Authoring
As part of the rule application development process, authors may choose to make use of existing class libraries and data definitions.
Using a .NET Assembly Schema, classes may be imported as InRule Entities, along with their associated fields/properties representing InRule Fields, and methods that may be called by rules.
Like any schema type, .NET Assembly Schemas use the associated resource as the source for binding to a Rule Application’s schema. While the Schema is in place, no design-time modifications to the Rule Applications’s schema are allowed. Temporary Fields and Collections can still be added for data that does not need to be exposed outside of the rules.
Runtime
At runtime, any Rule Application that directly executes rules bound to a .NET Assembly Schema will need to have that .NET Assembly .dll (and any required dependencies) deployed along with it.
Code integrating with irSDK to execute rules will create an instance of an InRule.Runtime.Entity. This Entity will be bound to an instance of the class that was imported at design-time.
This is the default behavior for InRule schemas bound to .NET Assembly Schemas at design time.
Entities may optionally be bound to arbitrary objects whose fields/properties match the Entity Field/Collection names (duck typing), regardless of whether the schema was bound to a .NET Assembly Schema at design-time.
Design Time Schema |
Default Runtime Binding Behavior |
Optional Runtime Binding Behavior |
Unbound |
Unbound |
Arbitrary object, XElement, Dictionary<string, object>, ExpandoObject |
.NET Assembly Schema |
Bound to classes configured at design-time |
Arbitrary object, XElement, Dictionary<string, object>, ExpandoObject |
Database Schema |
Unbound |
Arbitrary object, XElement, Dictionary<string, object>, ExpandoObject |
XML Schema |
Unbound |
Arbitrary object, XElement, Dictionary<string, object>, ExpandoObject |
In addition to arbitrary objects, the following .NET Framework types are special-cased when explicitly passed to irSDK at runtime:
.NET Framework Type |
Notes |
XElement |
Child XElements will map to InRule Fields by name, and the content of each child XElement will become the Field value. |
Dictionary<string, object> |
For each item in the Dictionary, the key must match a Field name of the bound Entity. The value of each item should contain a primitive value or object value that matches the associated Field type. Even though a Dictionary implements ICollection<T>, it is not treated as an InRule Collection. |
ExpandoObject |
Behaves similarly to Dictionary where the dynamic property names should match the InRule Field names. |
Examples
Default:
var invoice = session.CreateEntity(“Invoice”);
If an object is not explicitly passed to the CreateEntity() method, an instance of the the class configured at design-time will be bound to the Entity if the source is a .NET Assembly Schema. For all other schema types, the Entity will be unbound.
Populated Configured Object:
var invoice = session.CreateEntity(“Invoice”, new Invoice() { InvoiceDate = new DateTime(2019, 1, 1) });
An instance of the class is populated and explicitly passed to the CreateEntity() method. It does not matter whether the Invoice class was imported from a .NET Assembly Schema or not.
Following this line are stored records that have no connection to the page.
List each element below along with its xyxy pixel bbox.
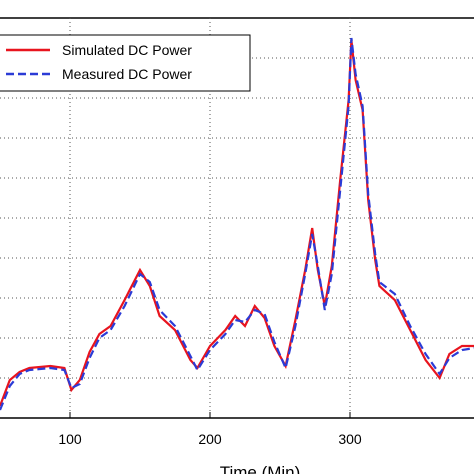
x-axis-label: Time (Min) [220, 463, 301, 474]
legend-label: Measured DC Power [62, 66, 192, 82]
data-line [0, 39, 474, 407]
plot-frame [0, 17, 474, 419]
data-line [0, 37, 474, 411]
x-tick-label: 300 [338, 431, 362, 447]
x-tick-label: 100 [58, 431, 82, 447]
legend-box [0, 34, 251, 92]
legend: Simulated DC Power Measured DC Power [0, 34, 251, 92]
x-tick-label: 200 [198, 431, 222, 447]
legend-label: Simulated DC Power [62, 42, 192, 58]
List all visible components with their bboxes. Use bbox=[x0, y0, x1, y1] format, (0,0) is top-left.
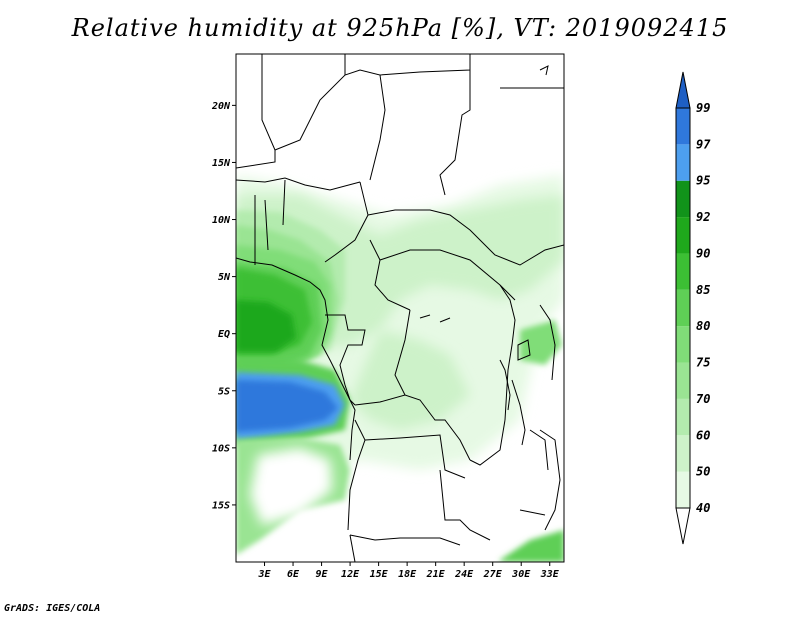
lon-tick-label: 18E bbox=[398, 569, 417, 580]
colorbar-frame bbox=[675, 107, 691, 509]
colorbar-label: 97 bbox=[696, 137, 711, 151]
colorbar-label: 50 bbox=[696, 465, 710, 479]
lon-tick-label: 21E bbox=[426, 569, 446, 580]
country-borders bbox=[236, 54, 564, 562]
coastlines-and-lakes bbox=[236, 65, 549, 471]
latitude-axis: 20N 15N 10N 5N EQ 5S 10S 15S bbox=[211, 101, 236, 511]
lon-tick-label: 9E bbox=[316, 569, 329, 580]
lat-tick-label: 10N bbox=[212, 215, 231, 226]
lat-tick-label: 5S bbox=[218, 386, 230, 397]
lon-tick-label: 15E bbox=[370, 569, 389, 580]
colorbar-segment bbox=[676, 180, 690, 218]
colorbar-label: 40 bbox=[696, 501, 710, 515]
colorbar-label: 90 bbox=[696, 246, 710, 260]
lon-tick-label: 33E bbox=[540, 569, 560, 580]
colorbar-label: 95 bbox=[696, 174, 710, 188]
lat-tick-label: 15N bbox=[212, 158, 231, 169]
colorbar-label: 92 bbox=[696, 210, 710, 224]
colorbar-segment bbox=[676, 326, 690, 363]
lat-tick-label: 20N bbox=[211, 101, 231, 112]
colorbar-label: 60 bbox=[696, 428, 710, 442]
lon-tick-label: 3E bbox=[257, 569, 271, 580]
colorbar-segment bbox=[676, 398, 690, 436]
colorbar-label: 85 bbox=[696, 283, 710, 297]
colorbar-segment bbox=[676, 108, 690, 145]
colorbar-label: 70 bbox=[696, 392, 710, 406]
humidity-field bbox=[236, 175, 564, 562]
lat-tick-label: 15S bbox=[212, 500, 230, 511]
colorbar-segment bbox=[676, 217, 690, 254]
lon-tick-label: 24E bbox=[454, 569, 474, 580]
lat-tick-label: EQ bbox=[218, 329, 230, 340]
colorbar-label: 80 bbox=[696, 319, 710, 333]
lon-tick-label: 12E bbox=[341, 569, 360, 580]
lat-tick-label: 5N bbox=[218, 272, 231, 283]
lat-tick-label: 10S bbox=[212, 443, 230, 454]
colorbar-max-triangle bbox=[675, 71, 691, 109]
colorbar-segment bbox=[676, 144, 690, 181]
colorbar: 40 50 60 70 75 80 85 90 92 95 97 99 bbox=[675, 71, 711, 545]
colorbar-label: 99 bbox=[696, 101, 710, 115]
colorbar-segment bbox=[676, 362, 690, 399]
longitude-axis: 3E 6E 9E 12E 15E 18E 21E 24E 27E 30E 33E bbox=[257, 562, 560, 580]
map-title: Relative humidity at 925hPa [%], VT: 201… bbox=[71, 14, 729, 42]
colorbar-segment bbox=[676, 253, 690, 290]
plot-frame bbox=[235, 53, 565, 563]
lon-tick-label: 27E bbox=[483, 569, 503, 580]
grads-credit: GrADS: IGES/COLA bbox=[4, 603, 101, 614]
colorbar-min-triangle bbox=[675, 507, 691, 545]
colorbar-segment bbox=[676, 471, 690, 508]
lon-tick-label: 30E bbox=[511, 569, 531, 580]
lon-tick-label: 6E bbox=[287, 569, 300, 580]
colorbar-label: 75 bbox=[696, 356, 710, 370]
colorbar-segment bbox=[676, 289, 690, 327]
colorbar-segment bbox=[676, 435, 690, 472]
If it was not, then the object's fields/properties must match the Field names on the Entity.
Arbitrary Object:
var invoice = session.CreateEntity(“Invoice”, new LooksLikeInvoice() { InvoiceDate = new DateTime(2019, 1, 1) });
An arbitrary object that exhibits the same properties as the Invoice Enitity is explicitly passed to the CreateEntity() method.
XElement:
var invoice = session.CreateEntity(“Invoice”, XElement.Parse(“<Invoice><InvoiceDate>2019-01-01T00:00:00</InvoiceDate></Invoice>”));
XElement is created and explicitly passed to the CreateEntity() method.
Note: This should not be confused with passing XML as a string to the CreateEntity() method, as this does not bind the Entity to any object.
Dictionary<string, object>:
var invoice = session.CreateEntity(“Invoice”, new Dictionary<string, object> { { “InvoiceDate”, new DateTime(2019, 1, 1) }, {“LineItems”, new List<LineItem>()} };
Dictionary instance is initialized with the InRule Field names and associated values and explicitly passed to the CreateEntity() method.
ExpandoObject:
dynamic obj = new ExpandoObject();
bj.InvoiceDate = new DateTime(2019, 1, 1);
var invoice = session.CreateEntity(“Invoice”, obj);
ExpandoObject is populated with properties matching Field names on the Entity and explicitly passed to the CreateEntity() method.